Following up on the politically charged jailing of oil tycoon Mikhail Khodorkovsky, a wave of scam e-mails in the style of Nigeria's notorious spammers have been popping up in inboxes from Moscow to Kentucky.

But instead of impassioned pleas by dead African dictators' aides to move millions of dollars overseas, the appeals appear to come from the inner circle of the man who was once Russia's richest.

"Dear friend, I got your reliable contact from my husband's business diary ..." begins one letter from "Leila Khodorkovsky," claiming to be the billionaire's wife — whose actual name is Inna.

The letter requests assistance investing $45 million of the tycoon's money and promises compensation.

Another is signed by "Larissa Sosnitskaya," who describes herself as a personal treasurer to Khodorkovsky, seeking a beneficiary for a similar sum that she intends to use "to relocate to the American continent and never to be connected to any of Mikhail Khodorkovsky conglomerates."

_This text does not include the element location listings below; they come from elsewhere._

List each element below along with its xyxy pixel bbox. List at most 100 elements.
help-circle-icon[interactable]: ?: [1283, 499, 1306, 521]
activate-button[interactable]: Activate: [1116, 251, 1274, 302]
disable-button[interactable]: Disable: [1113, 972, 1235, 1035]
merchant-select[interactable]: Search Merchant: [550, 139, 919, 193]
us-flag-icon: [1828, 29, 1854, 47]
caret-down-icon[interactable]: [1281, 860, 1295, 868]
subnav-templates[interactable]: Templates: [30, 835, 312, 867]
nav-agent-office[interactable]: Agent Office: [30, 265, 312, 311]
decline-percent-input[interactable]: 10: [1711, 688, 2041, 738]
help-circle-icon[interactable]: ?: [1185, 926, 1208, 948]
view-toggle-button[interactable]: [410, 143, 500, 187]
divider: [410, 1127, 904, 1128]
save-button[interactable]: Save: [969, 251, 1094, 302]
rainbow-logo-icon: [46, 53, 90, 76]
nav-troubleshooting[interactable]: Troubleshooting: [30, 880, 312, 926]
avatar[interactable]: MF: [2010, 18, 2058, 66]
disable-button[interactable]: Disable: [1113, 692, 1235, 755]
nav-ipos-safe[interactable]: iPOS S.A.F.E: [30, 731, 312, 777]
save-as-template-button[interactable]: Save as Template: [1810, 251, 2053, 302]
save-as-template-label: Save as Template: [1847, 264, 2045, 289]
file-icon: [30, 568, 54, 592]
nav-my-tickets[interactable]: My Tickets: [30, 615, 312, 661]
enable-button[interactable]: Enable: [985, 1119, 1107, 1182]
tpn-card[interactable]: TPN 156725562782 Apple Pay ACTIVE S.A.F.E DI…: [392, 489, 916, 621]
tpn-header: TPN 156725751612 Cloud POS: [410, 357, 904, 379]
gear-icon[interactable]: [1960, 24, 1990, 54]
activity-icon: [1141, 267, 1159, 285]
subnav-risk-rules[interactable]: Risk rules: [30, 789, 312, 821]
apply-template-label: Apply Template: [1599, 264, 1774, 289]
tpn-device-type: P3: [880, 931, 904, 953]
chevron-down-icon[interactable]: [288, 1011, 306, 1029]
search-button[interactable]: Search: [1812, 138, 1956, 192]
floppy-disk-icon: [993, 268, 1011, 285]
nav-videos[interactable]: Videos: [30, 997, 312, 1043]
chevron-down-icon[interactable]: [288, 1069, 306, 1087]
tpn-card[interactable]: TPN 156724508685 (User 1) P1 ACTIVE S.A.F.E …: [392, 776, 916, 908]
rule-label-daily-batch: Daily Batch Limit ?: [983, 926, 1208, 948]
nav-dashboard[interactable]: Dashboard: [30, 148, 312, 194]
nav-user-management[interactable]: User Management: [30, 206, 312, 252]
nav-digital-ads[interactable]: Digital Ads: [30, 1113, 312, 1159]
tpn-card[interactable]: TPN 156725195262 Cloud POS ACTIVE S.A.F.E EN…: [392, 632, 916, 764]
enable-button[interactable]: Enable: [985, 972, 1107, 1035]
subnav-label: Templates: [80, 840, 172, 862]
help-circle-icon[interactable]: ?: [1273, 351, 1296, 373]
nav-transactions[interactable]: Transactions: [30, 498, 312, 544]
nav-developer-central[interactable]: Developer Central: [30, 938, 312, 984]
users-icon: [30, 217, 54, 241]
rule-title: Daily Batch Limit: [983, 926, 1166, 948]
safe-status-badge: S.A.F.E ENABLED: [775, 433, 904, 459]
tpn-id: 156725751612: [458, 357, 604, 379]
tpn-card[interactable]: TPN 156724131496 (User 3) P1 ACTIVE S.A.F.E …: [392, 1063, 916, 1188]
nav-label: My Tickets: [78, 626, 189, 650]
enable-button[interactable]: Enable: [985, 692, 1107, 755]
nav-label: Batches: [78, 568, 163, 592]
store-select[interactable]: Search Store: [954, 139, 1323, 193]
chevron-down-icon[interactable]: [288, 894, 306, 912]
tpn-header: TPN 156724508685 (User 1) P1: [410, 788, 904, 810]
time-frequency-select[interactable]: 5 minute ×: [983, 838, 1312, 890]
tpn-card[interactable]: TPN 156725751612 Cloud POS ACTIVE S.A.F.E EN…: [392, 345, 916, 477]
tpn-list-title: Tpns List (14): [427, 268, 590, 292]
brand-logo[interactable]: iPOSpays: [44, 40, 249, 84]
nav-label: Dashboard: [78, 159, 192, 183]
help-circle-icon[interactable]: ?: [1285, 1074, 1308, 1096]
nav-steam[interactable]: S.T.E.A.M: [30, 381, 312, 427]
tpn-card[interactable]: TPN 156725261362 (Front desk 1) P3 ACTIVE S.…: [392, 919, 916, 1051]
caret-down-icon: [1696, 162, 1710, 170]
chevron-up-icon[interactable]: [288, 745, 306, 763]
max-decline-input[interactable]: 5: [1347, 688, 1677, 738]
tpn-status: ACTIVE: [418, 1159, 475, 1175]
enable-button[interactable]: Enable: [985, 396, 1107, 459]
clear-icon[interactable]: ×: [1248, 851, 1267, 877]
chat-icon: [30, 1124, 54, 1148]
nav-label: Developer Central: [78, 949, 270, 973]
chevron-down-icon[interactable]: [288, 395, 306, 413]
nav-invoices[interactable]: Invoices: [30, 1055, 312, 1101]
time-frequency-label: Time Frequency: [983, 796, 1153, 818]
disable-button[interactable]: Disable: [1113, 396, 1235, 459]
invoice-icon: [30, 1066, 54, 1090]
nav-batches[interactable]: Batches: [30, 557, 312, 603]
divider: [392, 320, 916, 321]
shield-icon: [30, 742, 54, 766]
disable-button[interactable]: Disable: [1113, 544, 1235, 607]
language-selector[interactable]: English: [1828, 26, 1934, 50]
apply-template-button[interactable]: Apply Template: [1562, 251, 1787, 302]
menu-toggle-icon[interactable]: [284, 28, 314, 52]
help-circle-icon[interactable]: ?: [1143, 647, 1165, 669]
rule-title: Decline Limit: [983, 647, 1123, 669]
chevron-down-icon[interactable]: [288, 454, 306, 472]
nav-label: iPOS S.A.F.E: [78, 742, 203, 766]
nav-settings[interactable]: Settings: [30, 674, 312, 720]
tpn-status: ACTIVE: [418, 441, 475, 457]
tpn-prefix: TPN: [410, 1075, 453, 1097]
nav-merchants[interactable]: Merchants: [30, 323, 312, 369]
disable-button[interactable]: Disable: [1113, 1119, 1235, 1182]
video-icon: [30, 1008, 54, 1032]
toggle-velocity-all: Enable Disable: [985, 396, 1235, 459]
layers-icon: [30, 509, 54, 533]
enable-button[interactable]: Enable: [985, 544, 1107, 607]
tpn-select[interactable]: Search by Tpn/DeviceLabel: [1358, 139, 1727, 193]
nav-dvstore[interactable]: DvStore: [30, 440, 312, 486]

While their details — and often grammar — are muddled, the Khodorkovsky-themed spam highlights the notoriety of his case and his eight-year sentence on tax and fraud charges, which critics called Kremlin revenge for his sponsoring of opposition parties.

Worth some $15 billion before his arrest at gunpoint on a Siberian airfield in 2003 — and currently an inmate of a bleak prison colony on Russia's border with China — Khodorkovsky was an obvious choice for the authors of the Nigerian-style spam, experts say.

"This is a well-developed business — they choose what is up-to-date," said Yevgeny Altovsky, who coordinates a UNESCO-backed anti-spamming program in Moscow.

"The main thing is it has to involve some kind of rich person," he said. "If a major court case against Bill Gates were to start tomorrow, I'm sure he would appear in these messages."

Yukos spokeswoman Claire Davidson declined to comment on why spammers might have selected Khodorkovsky and the company he founded as subject matter.

"They aren't being issued from within the company," she said, referring to one letter in circulation allegedly signed by Bruce Misamore, Yukos' former chief financial officer.

While versions of the letter from Khodorkovsky's managers have been sent in Russian, Altovsky said Russian Internet users are wise to such scams and were unlikely to be fooled.

Indeed, the Russian market for spam differs widely from the more aggressive U.S. fare of online casinos, porn sites and erectile dysfunction drugs, and is used primarily by small and medium businesses as a means to advertise. Nonetheless, the Russian practice causes some $30 million a year in damages from traffic costs, Altovsky said.

Nigeria — globally recognized as a base for criminals exploiting the reach of the Internet — said in October that it is considering making spamming a criminal offense that could land senders of unsolicited e-mails in jail for three years.

Africa's most populous country is known for its "advance fee" scammers — criminals scouting for victims by sending millions of unsolicited e-mails with false proposals around the world.

Among the most common are e-mails proposing to share portions of dead African dictators' ill-gotten estates in exchange for an advance payment to help move the money overseas. The scammers keep the "fees" while victims receive nothing.

Khodorkovsky's case was accompanied by a sweeping back tax investigation at his Yukos oil company that eventually saw its main production unit sold in a disputed auction and eventually ending up in state hands.

Yukos managers have since fled Russia as their colleagues were jailed and arrested in the continuing probe.